You may wonder why positioning takes place in our minds? The main reason is that we’re overloaded with information about the variety of different products and services in the marketplace. We as consumers cannot re-evaluate every product every-time we make a buying decision. So, to help us consume, it is easier to pop something into a category like luxury watch brand or luxury Swiss watch category.

Our mind organises products, brands, and companies into categories to shorten evaluation time for each purchase. and by differentiating your product or service, you can achieve the position you want in the consumer’s mind.

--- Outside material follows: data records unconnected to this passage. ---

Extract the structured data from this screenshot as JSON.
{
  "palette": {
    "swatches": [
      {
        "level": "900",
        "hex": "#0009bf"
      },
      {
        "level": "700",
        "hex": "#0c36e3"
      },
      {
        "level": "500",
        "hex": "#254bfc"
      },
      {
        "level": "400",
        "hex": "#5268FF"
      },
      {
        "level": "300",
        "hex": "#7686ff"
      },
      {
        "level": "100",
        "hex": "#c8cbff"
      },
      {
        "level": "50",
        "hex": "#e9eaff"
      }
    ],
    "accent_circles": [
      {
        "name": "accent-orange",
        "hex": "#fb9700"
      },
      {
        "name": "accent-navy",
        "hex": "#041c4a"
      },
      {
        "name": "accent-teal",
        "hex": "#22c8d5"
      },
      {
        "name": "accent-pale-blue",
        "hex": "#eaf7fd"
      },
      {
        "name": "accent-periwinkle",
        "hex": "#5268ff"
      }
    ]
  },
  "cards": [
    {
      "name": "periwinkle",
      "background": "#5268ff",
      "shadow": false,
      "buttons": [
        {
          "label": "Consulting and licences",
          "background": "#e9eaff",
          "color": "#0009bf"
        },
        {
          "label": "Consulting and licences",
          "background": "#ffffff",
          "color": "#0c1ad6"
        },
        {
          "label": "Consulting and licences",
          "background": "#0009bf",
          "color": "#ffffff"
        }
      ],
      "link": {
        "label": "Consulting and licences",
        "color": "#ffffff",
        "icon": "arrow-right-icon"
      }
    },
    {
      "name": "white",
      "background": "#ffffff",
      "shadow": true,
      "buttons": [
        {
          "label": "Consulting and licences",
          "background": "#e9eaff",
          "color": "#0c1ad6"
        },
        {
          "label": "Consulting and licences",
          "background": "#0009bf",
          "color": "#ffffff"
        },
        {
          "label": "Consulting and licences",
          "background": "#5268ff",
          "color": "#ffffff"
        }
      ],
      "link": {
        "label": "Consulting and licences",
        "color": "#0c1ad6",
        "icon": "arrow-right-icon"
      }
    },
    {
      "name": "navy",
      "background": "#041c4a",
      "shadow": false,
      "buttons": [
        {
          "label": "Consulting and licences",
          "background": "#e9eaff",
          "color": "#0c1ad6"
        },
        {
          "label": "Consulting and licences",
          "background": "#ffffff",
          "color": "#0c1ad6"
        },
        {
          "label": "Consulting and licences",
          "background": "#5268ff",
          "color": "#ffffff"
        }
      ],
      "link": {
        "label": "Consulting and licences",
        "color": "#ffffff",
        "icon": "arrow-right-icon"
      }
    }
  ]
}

Consumers position products with or without the help of marketers and it is important that you as a marketer help the consumer understand how to position your product or service in relation to your competition.

As mentioned, Breitling uses a number of elements to evoke emotion in its consumers, referred to as a marketing mix. The use of a marketing mix creates a planned position. Finding the right positioning strategy requires selecting a value proposition that communicates the full mix of benefits on which the product or service of your brand is positioned, as well as developing a positioning statement. In simple terms, it is the answer to the customer’s question: Why should I buy this watch from you?

If you look at Breitling, you can observe that its value proposition relies on a number of elements, such as it has been around since 1884, it is Swiss precision made and it’s durable. Breitling also speaks about being an innovator in Chronographs. In my opinion, Breitling’s main value is the brand positioning Breitling has been associated with aviation and marine navigation. On the contrary, a Casio watch is positioned on the economy.

Value propositions can be associated with a cost relative to the benefits they offer and below are the key pricing differentiators to position your product by

More for More

More benefits at a higher price, meaning, you offer a product with superior customer value and charge higher prices for that. Think of a Cartier watch encrusted with diamonds. The better the quality, durability, performance or style, the higher the price. These types of products usually carry prestige and status to the buyer.

More for the same

More benefits or value at the same price as a competitor. Rado can be taken as an example – it offers more value, being a luxury Swiss watch brand, while not claiming exceptionally higher prices, in contrast to competitors such as TAG Huer.

The same for less

The-same-for-less positioning is applied by discounters. It can be a very powerful value proposition, as every customer likes a good deal. Companies pursuing this strategy do not claim to offer better products, but the same value product as their competitors at a lower price. IWC (International Watch Company) is a good example.

Less for much less

Less-for-much-less positioning can be identified in nearly every market. Often, consumers are searching for much lower prices and therefore accept less benefits. For example, a Casio watch for $10 offers less benefits than a luxury watch would in the way of prestige, but still tells the time.

More for less

More-for-less positioning, in theory should be the winning value proposition but in practice, it often simply does not work. Although many companies claim to offer more benefits or value at a lower price, it is not possible in the long run to maintain this best-of-both positioning strategy. Offering more benefits usually cost more. The Casio G-Shock in my opinion offers a lot of value at a fair price compared to other outdoor watches.

Do you need to change your pricing to change the position you own or do you need to create a whole new product or service category?